Rotanızı basit tutun. Bir günde tek bir noktaya gidin ve eve dönün. Çocuklar çok uzun yürüyemiyor ve yorulup, sıkılıyorlar. Mola vereceğiniz yerleri de önceden belirleyin.
Mümkünse yanınızda daha büyük bir çocuk ya da ilgili bir büyük olsun. Çocuklar sizden çok bir abi-ablayı dinlemeye daha yatkın oluyor.
Çocukla Gidilebilecek İstanbul Müzeleri
İstanbul Modern: Modern sanat çocukların sevdiği ve ilgisini çeken bir sanat türü. Özellikle interaktif özelliklere sahip eserlerle bayağı vakit geçiriyorlar. İstanbul Modern'in sabit sergileri de geçici sergileri de ilgilerini çekecektir.
Müzenin cafesi de-önünde dev bir transatlantik durmadığı sürece- İstanbul'un en harika manzaralarından birine sahip. Fakat kendinizi hazırlayın. Fiyatlar son derece kazık. Elma suyu 12 TL. Çocuklar için sosis- patates kızarması gibi yiyecekler de var.
Hediye dükkanında hem çocuklar hem de ev için güzel ürünler var.
İstanbul Modern'i genelde yabancılar ziyaret ediyor. Sabah saatlerinden itibaren oldukça yoğun. Kesin erken gidin. Biz Kadıköy'den Karaköy'e vapurla gidip, müzeye yürüyoruz.
Santral İstanbul: Bilgi Üniversitesi'nin Haliç kıyısındaki kampüsü nefis bir yer. Dev ağaçların yer aldığı bahçesi her mevsim başka güzel. Buradaki Talimhane isimli cafe pazar kahvaltıları ile meşhur. Fiyatlar ucuz değil. Kişi başı 30 TL gibi.
Komplekse adını veren elektrik santrali şimdi müzeye çevrilmiş durumda. Buradaki sabit sergide enteresan elektrik deneyleri var. Ayrıca santralin içini de gezebiliyorsunuz. Geçici sergi olarak biz 'İklim Değişiklikleri' sergisini gezdik. Çok müthiş değildi.
Biz halamızla beraber, arabayla gittik.
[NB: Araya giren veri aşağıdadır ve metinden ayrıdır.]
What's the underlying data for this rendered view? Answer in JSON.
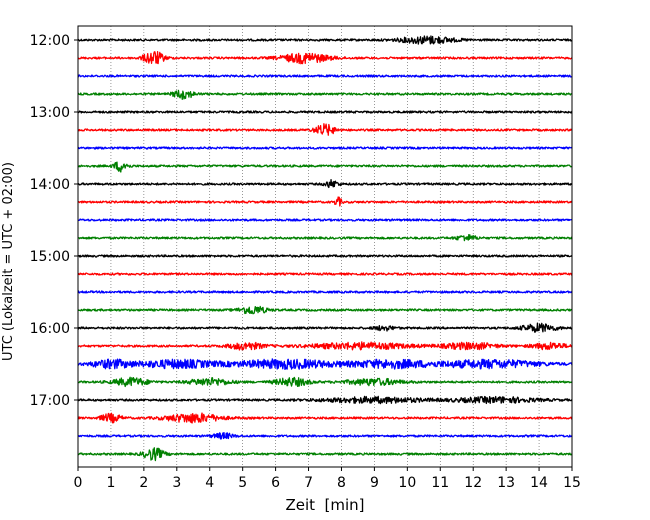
{
  "chart_data": {
    "type": "line",
    "title": "",
    "xlabel": "Zeit  [min]",
    "ylabel": "UTC (Lokalzeit = UTC + 02:00)",
    "xlim": [
      0,
      15
    ],
    "x_ticks": [
      "0",
      "1",
      "2",
      "3",
      "4",
      "5",
      "6",
      "7",
      "8",
      "9",
      "10",
      "11",
      "12",
      "13",
      "14",
      "15"
    ],
    "y_ticks": [
      "12:00",
      "13:00",
      "14:00",
      "15:00",
      "16:00",
      "17:00"
    ],
    "grid": "vertical dotted lines at each minute",
    "legend": "none",
    "trace_interval_minutes": 15,
    "color_cycle": [
      "#000000",
      "#ff0000",
      "#0000ff",
      "#008000"
    ],
    "series": [
      {
        "start": "12:00",
        "color": "#000000",
        "bursts": [
          [
            10.6,
            0.8,
            0.8
          ]
        ]
      },
      {
        "start": "12:15",
        "color": "#ff0000",
        "bursts": [
          [
            2.3,
            0.3,
            1.5
          ],
          [
            6.9,
            0.7,
            1.1
          ]
        ]
      },
      {
        "start": "12:30",
        "color": "#0000ff",
        "bursts": []
      },
      {
        "start": "12:45",
        "color": "#008000",
        "bursts": [
          [
            3.2,
            0.3,
            1.0
          ]
        ]
      },
      {
        "start": "13:00",
        "color": "#000000",
        "bursts": []
      },
      {
        "start": "13:15",
        "color": "#ff0000",
        "bursts": [
          [
            7.5,
            0.3,
            1.2
          ]
        ]
      },
      {
        "start": "13:30",
        "color": "#0000ff",
        "bursts": []
      },
      {
        "start": "13:45",
        "color": "#008000",
        "bursts": [
          [
            1.3,
            0.2,
            1.2
          ]
        ]
      },
      {
        "start": "14:00",
        "color": "#000000",
        "bursts": [
          [
            7.7,
            0.2,
            0.8
          ]
        ]
      },
      {
        "start": "14:15",
        "color": "#ff0000",
        "bursts": [
          [
            7.9,
            0.1,
            1.0
          ]
        ]
      },
      {
        "start": "14:30",
        "color": "#0000ff",
        "bursts": []
      },
      {
        "start": "14:45",
        "color": "#008000",
        "bursts": [
          [
            11.8,
            0.3,
            0.6
          ]
        ]
      },
      {
        "start": "15:00",
        "color": "#000000",
        "bursts": []
      },
      {
        "start": "15:15",
        "color": "#ff0000",
        "bursts": []
      },
      {
        "start": "15:30",
        "color": "#0000ff",
        "bursts": []
      },
      {
        "start": "15:45",
        "color": "#008000",
        "bursts": [
          [
            5.3,
            0.4,
            0.9
          ]
        ]
      },
      {
        "start": "16:00",
        "color": "#000000",
        "bursts": [
          [
            14.0,
            0.5,
            0.9
          ],
          [
            9.3,
            0.3,
            0.5
          ]
        ]
      },
      {
        "start": "16:15",
        "color": "#ff0000",
        "bursts": [
          [
            5.1,
            0.5,
            0.8
          ],
          [
            8.6,
            1.5,
            0.7
          ],
          [
            11.9,
            0.8,
            0.7
          ],
          [
            14.3,
            0.5,
            0.7
          ]
        ]
      },
      {
        "start": "16:30",
        "color": "#0000ff",
        "bursts": [
          [
            1.0,
            0.6,
            0.9
          ],
          [
            3.0,
            1.2,
            0.9
          ],
          [
            6.3,
            1.5,
            1.0
          ],
          [
            9.5,
            1.2,
            0.9
          ],
          [
            12.5,
            1.5,
            0.9
          ]
        ]
      },
      {
        "start": "16:45",
        "color": "#008000",
        "bursts": [
          [
            1.6,
            0.5,
            0.9
          ],
          [
            4.0,
            0.6,
            0.8
          ],
          [
            6.5,
            0.5,
            0.9
          ],
          [
            9.0,
            0.8,
            0.7
          ]
        ]
      },
      {
        "start": "17:00",
        "color": "#000000",
        "bursts": [
          [
            9.0,
            1.5,
            0.6
          ],
          [
            12.7,
            1.2,
            0.6
          ]
        ]
      },
      {
        "start": "17:15",
        "color": "#ff0000",
        "bursts": [
          [
            1.0,
            0.3,
            0.9
          ],
          [
            3.5,
            0.8,
            1.0
          ]
        ]
      },
      {
        "start": "17:30",
        "color": "#0000ff",
        "bursts": [
          [
            4.4,
            0.3,
            0.6
          ]
        ]
      },
      {
        "start": "17:45",
        "color": "#008000",
        "bursts": [
          [
            2.3,
            0.3,
            1.3
          ]
        ]
      }
    ]
  }
}
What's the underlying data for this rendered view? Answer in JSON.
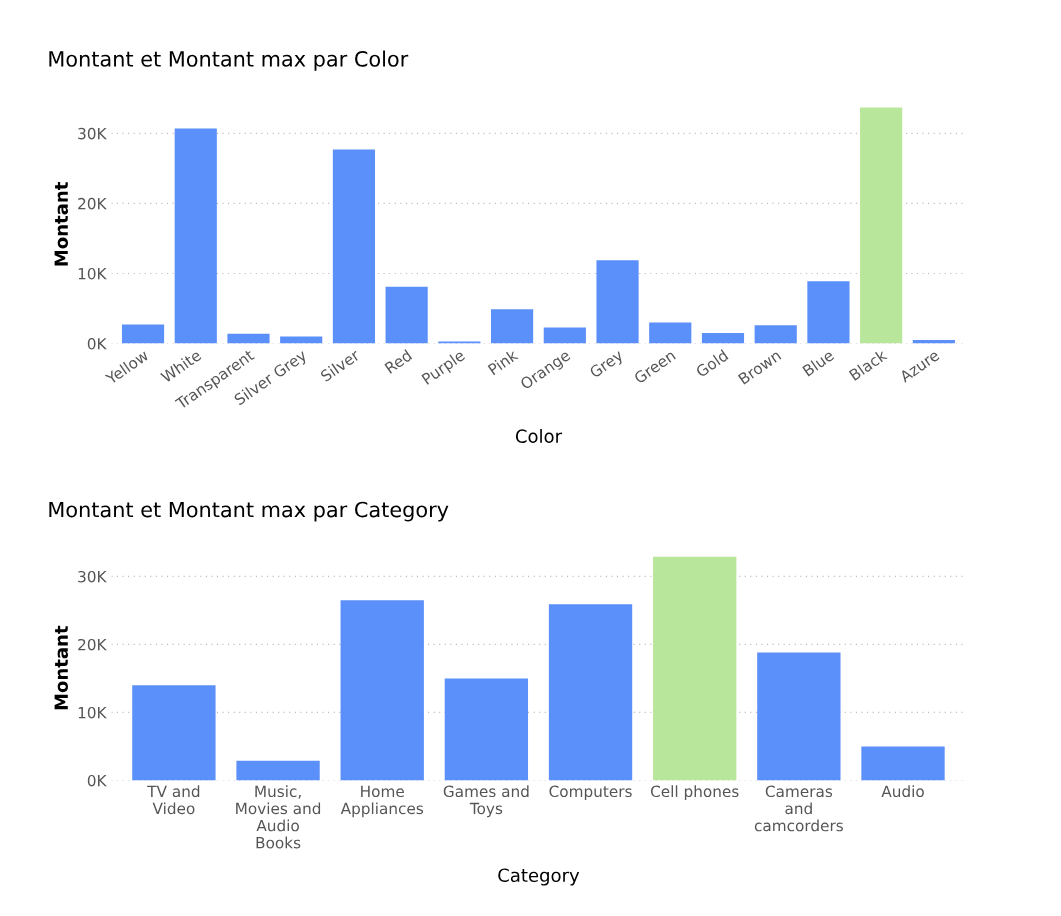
{
  "chart_data": [
    {
      "type": "bar",
      "title": "Montant et Montant max par Color",
      "xlabel": "Color",
      "ylabel": "Montant",
      "categories": [
        "Yellow",
        "White",
        "Transparent",
        "Silver Grey",
        "Silver",
        "Red",
        "Purple",
        "Pink",
        "Orange",
        "Grey",
        "Green",
        "Gold",
        "Brown",
        "Blue",
        "Black",
        "Azure"
      ],
      "values": [
        2700,
        30700,
        1400,
        1000,
        27700,
        8100,
        300,
        4900,
        2300,
        11900,
        3000,
        1500,
        2600,
        8900,
        33700,
        500
      ],
      "colors": [
        "#5b8ff9",
        "#5b8ff9",
        "#5b8ff9",
        "#5b8ff9",
        "#5b8ff9",
        "#5b8ff9",
        "#5b8ff9",
        "#5b8ff9",
        "#5b8ff9",
        "#5b8ff9",
        "#5b8ff9",
        "#5b8ff9",
        "#5b8ff9",
        "#5b8ff9",
        "#b8e69a",
        "#5b8ff9"
      ],
      "ylim": [
        0,
        34000
      ],
      "yticks": [
        {
          "value": 0,
          "label": "0K"
        },
        {
          "value": 10000,
          "label": "10K"
        },
        {
          "value": 20000,
          "label": "20K"
        },
        {
          "value": 30000,
          "label": "30K"
        }
      ],
      "grid": "y"
    },
    {
      "type": "bar",
      "title": "Montant et Montant max par Category",
      "xlabel": "Category",
      "ylabel": "Montant",
      "categories": [
        "TV and\nVideo",
        "Music,\nMovies and\nAudio\nBooks",
        "Home\nAppliances",
        "Games and\nToys",
        "Computers",
        "Cell phones",
        "Cameras\nand\ncamcorders",
        "Audio"
      ],
      "values": [
        14000,
        2900,
        26500,
        15000,
        25900,
        32900,
        18800,
        5000
      ],
      "colors": [
        "#5b8ff9",
        "#5b8ff9",
        "#5b8ff9",
        "#5b8ff9",
        "#5b8ff9",
        "#b8e69a",
        "#5b8ff9",
        "#5b8ff9"
      ],
      "ylim": [
        0,
        33000
      ],
      "yticks": [
        {
          "value": 0,
          "label": "0K"
        },
        {
          "value": 10000,
          "label": "10K"
        },
        {
          "value": 20000,
          "label": "20K"
        },
        {
          "value": 30000,
          "label": "30K"
        }
      ],
      "grid": "y"
    }
  ]
}
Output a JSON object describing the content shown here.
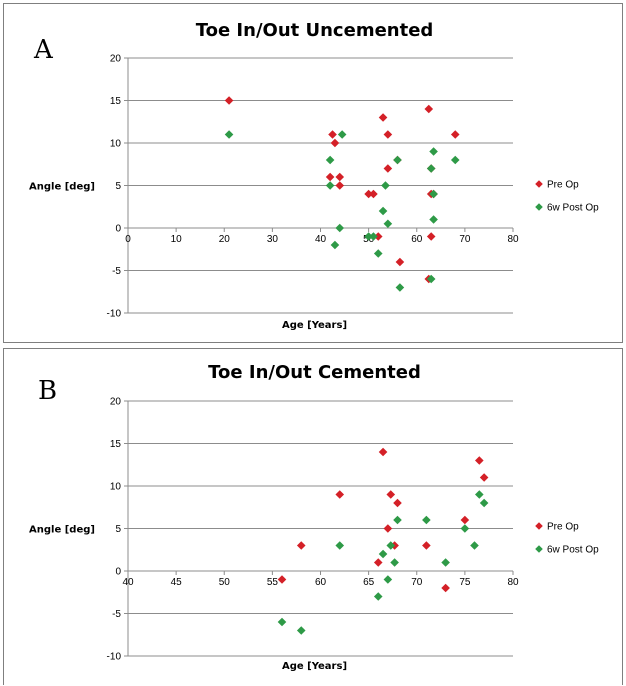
{
  "chart_data": [
    {
      "type": "scatter",
      "panel_label": "A",
      "title": "Toe In/Out Uncemented",
      "xlabel": "Age [Years]",
      "ylabel": "Angle [deg]",
      "xlim": [
        0,
        80
      ],
      "ylim": [
        -10,
        20
      ],
      "xticks": [
        0,
        10,
        20,
        30,
        40,
        50,
        60,
        70,
        80
      ],
      "yticks": [
        -10,
        -5,
        0,
        5,
        10,
        15,
        20
      ],
      "grid": "horizontal",
      "legend_position": "right",
      "series": [
        {
          "name": "Pre Op",
          "color": "#d42027",
          "points": [
            [
              21,
              15
            ],
            [
              42.5,
              11
            ],
            [
              43,
              10
            ],
            [
              42,
              6
            ],
            [
              44,
              6
            ],
            [
              44,
              5
            ],
            [
              50,
              4
            ],
            [
              51,
              4
            ],
            [
              52,
              -1
            ],
            [
              53,
              13
            ],
            [
              54,
              11
            ],
            [
              54,
              7
            ],
            [
              56,
              8
            ],
            [
              56.5,
              -4
            ],
            [
              62.5,
              14
            ],
            [
              63,
              7
            ],
            [
              63,
              4
            ],
            [
              63.5,
              4
            ],
            [
              63,
              -1
            ],
            [
              62.5,
              -6
            ],
            [
              68,
              11
            ]
          ]
        },
        {
          "name": "6w Post Op",
          "color": "#2e9a47",
          "points": [
            [
              21,
              11
            ],
            [
              42,
              8
            ],
            [
              42,
              5
            ],
            [
              43,
              -2
            ],
            [
              44,
              0
            ],
            [
              44.5,
              11
            ],
            [
              50,
              -1
            ],
            [
              51,
              -1
            ],
            [
              52,
              -3
            ],
            [
              53,
              2
            ],
            [
              53.5,
              5
            ],
            [
              54,
              0.5
            ],
            [
              56,
              8
            ],
            [
              56.5,
              -7
            ],
            [
              63,
              7
            ],
            [
              63.5,
              9
            ],
            [
              63.5,
              4
            ],
            [
              63.5,
              1
            ],
            [
              63,
              -6
            ],
            [
              68,
              8
            ]
          ]
        }
      ]
    },
    {
      "type": "scatter",
      "panel_label": "B",
      "title": "Toe In/Out Cemented",
      "xlabel": "Age [Years]",
      "ylabel": "Angle [deg]",
      "xlim": [
        40,
        80
      ],
      "ylim": [
        -10,
        20
      ],
      "xticks": [
        40,
        45,
        50,
        55,
        60,
        65,
        70,
        75,
        80
      ],
      "yticks": [
        -10,
        -5,
        0,
        5,
        10,
        15,
        20
      ],
      "grid": "horizontal",
      "legend_position": "right",
      "series": [
        {
          "name": "Pre Op",
          "color": "#d42027",
          "points": [
            [
              56,
              -1
            ],
            [
              58,
              3
            ],
            [
              62,
              9
            ],
            [
              66,
              1
            ],
            [
              66.5,
              14
            ],
            [
              67,
              5
            ],
            [
              67.3,
              9
            ],
            [
              67.7,
              3
            ],
            [
              68,
              8
            ],
            [
              71,
              3
            ],
            [
              73,
              -2
            ],
            [
              75,
              6
            ],
            [
              76.5,
              13
            ],
            [
              77,
              11
            ]
          ]
        },
        {
          "name": "6w Post Op",
          "color": "#2e9a47",
          "points": [
            [
              56,
              -6
            ],
            [
              58,
              -7
            ],
            [
              62,
              3
            ],
            [
              66,
              -3
            ],
            [
              66.5,
              2
            ],
            [
              67,
              -1
            ],
            [
              67.3,
              3
            ],
            [
              67.7,
              1
            ],
            [
              68,
              6
            ],
            [
              71,
              6
            ],
            [
              73,
              1
            ],
            [
              75,
              5
            ],
            [
              76,
              3
            ],
            [
              76.5,
              9
            ],
            [
              77,
              8
            ]
          ]
        }
      ]
    }
  ]
}
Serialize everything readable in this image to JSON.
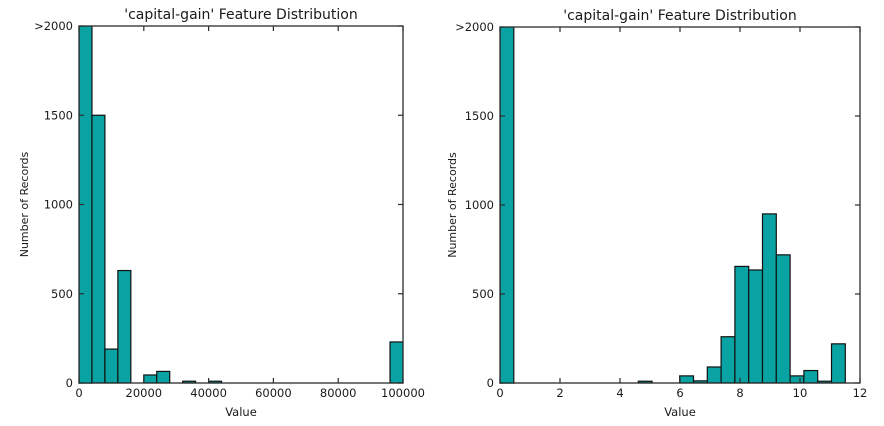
{
  "figure": {
    "background": "#ffffff",
    "text_color": "#1a1a1a",
    "axis_color": "#2b2b2b"
  },
  "chart_data": [
    {
      "type": "bar",
      "title": "'capital-gain' Feature Distribution",
      "xlabel": "Value",
      "ylabel": "Number of Records",
      "xlim": [
        0,
        100000
      ],
      "ylim": [
        0,
        2000
      ],
      "grid": false,
      "legend": "none",
      "bar_color": "#0aa3a3",
      "bar_edge_color": "#111111",
      "xticks": [
        {
          "v": 0,
          "label": "0"
        },
        {
          "v": 20000,
          "label": "20000"
        },
        {
          "v": 40000,
          "label": "40000"
        },
        {
          "v": 60000,
          "label": "60000"
        },
        {
          "v": 80000,
          "label": "80000"
        },
        {
          "v": 100000,
          "label": "100000"
        }
      ],
      "yticks": [
        {
          "v": 0,
          "label": "0"
        },
        {
          "v": 500,
          "label": "500"
        },
        {
          "v": 1000,
          "label": "1000"
        },
        {
          "v": 1500,
          "label": "1500"
        },
        {
          "v": 2000,
          "label": ">2000"
        }
      ],
      "overflow_label": ">2000",
      "bins": [
        {
          "x0": 0,
          "x1": 4000,
          "count": 2000,
          "clipped": true
        },
        {
          "x0": 4000,
          "x1": 8000,
          "count": 1500,
          "clipped": false
        },
        {
          "x0": 8000,
          "x1": 12000,
          "count": 190,
          "clipped": false
        },
        {
          "x0": 12000,
          "x1": 16000,
          "count": 630,
          "clipped": false
        },
        {
          "x0": 20000,
          "x1": 24000,
          "count": 45,
          "clipped": false
        },
        {
          "x0": 24000,
          "x1": 28000,
          "count": 65,
          "clipped": false
        },
        {
          "x0": 32000,
          "x1": 36000,
          "count": 10,
          "clipped": false
        },
        {
          "x0": 40000,
          "x1": 44000,
          "count": 10,
          "clipped": false
        },
        {
          "x0": 96000,
          "x1": 100000,
          "count": 230,
          "clipped": false
        }
      ]
    },
    {
      "type": "bar",
      "title": "'capital-gain' Feature Distribution",
      "xlabel": "Value",
      "ylabel": "Number of Records",
      "xlim": [
        0,
        12
      ],
      "ylim": [
        0,
        2000
      ],
      "grid": false,
      "legend": "none",
      "bar_color": "#0aa3a3",
      "bar_edge_color": "#111111",
      "xticks": [
        {
          "v": 0,
          "label": "0"
        },
        {
          "v": 2,
          "label": "2"
        },
        {
          "v": 4,
          "label": "4"
        },
        {
          "v": 6,
          "label": "6"
        },
        {
          "v": 8,
          "label": "8"
        },
        {
          "v": 10,
          "label": "10"
        },
        {
          "v": 12,
          "label": "12"
        }
      ],
      "yticks": [
        {
          "v": 0,
          "label": "0"
        },
        {
          "v": 500,
          "label": "500"
        },
        {
          "v": 1000,
          "label": "1000"
        },
        {
          "v": 1500,
          "label": "1500"
        },
        {
          "v": 2000,
          "label": ">2000"
        }
      ],
      "overflow_label": ">2000",
      "bins": [
        {
          "x0": 0.0,
          "x1": 0.46,
          "count": 2000,
          "clipped": true
        },
        {
          "x0": 4.61,
          "x1": 5.07,
          "count": 10,
          "clipped": false
        },
        {
          "x0": 5.99,
          "x1": 6.45,
          "count": 40,
          "clipped": false
        },
        {
          "x0": 6.45,
          "x1": 6.91,
          "count": 12,
          "clipped": false
        },
        {
          "x0": 6.91,
          "x1": 7.37,
          "count": 90,
          "clipped": false
        },
        {
          "x0": 7.37,
          "x1": 7.83,
          "count": 260,
          "clipped": false
        },
        {
          "x0": 7.83,
          "x1": 8.29,
          "count": 655,
          "clipped": false
        },
        {
          "x0": 8.29,
          "x1": 8.75,
          "count": 635,
          "clipped": false
        },
        {
          "x0": 8.75,
          "x1": 9.21,
          "count": 950,
          "clipped": false
        },
        {
          "x0": 9.21,
          "x1": 9.67,
          "count": 720,
          "clipped": false
        },
        {
          "x0": 9.67,
          "x1": 10.13,
          "count": 40,
          "clipped": false
        },
        {
          "x0": 10.13,
          "x1": 10.59,
          "count": 70,
          "clipped": false
        },
        {
          "x0": 10.59,
          "x1": 11.05,
          "count": 10,
          "clipped": false
        },
        {
          "x0": 11.05,
          "x1": 11.51,
          "count": 220,
          "clipped": false
        }
      ]
    }
  ]
}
Karaköy'e vapurla gidilip, taksiye binmek gerekir.
Salt Galata: Osmanlı Bankası'nın Genel Müdürlüğü artık müze. Karaköy'deki Bankalar Caddesi'ndeki nefis binaların en güzellerinden birini artık ücretsiz gezebiliyorsunuz. Binanın hem mimarisi hem de manzarası çok etkileyici.
İçinde Osmanlı Bankası'nın sabit sergisi var. Bankanın kasasının içine girebilir, ilk tahvilleri inceleyebilir, İmparatorluk tarihiyle paralel ilerleyen Osmanlı Bankası tarihini öğrenebilirsiniz.
Geçici sergi olarak Osmanlı topraklarındaki arkeoloji kazılarıyla ilgili bir sergi vardı. Çocuklar için banka kısmı daha ilgi çekiciydi.
Salt Galata'nın restoranı ve kafesi de var. Haliç'e bakan manzara etkileyici. Servis henüz oturmamış olsa da denediğimiz tatlılar başarılıydı. Kesin ileride çok popüler olur. Keşke ayrı bir çocuk menüsü yapsalar.
Karaköy'e vapurla gidip, müzeye yürüdük.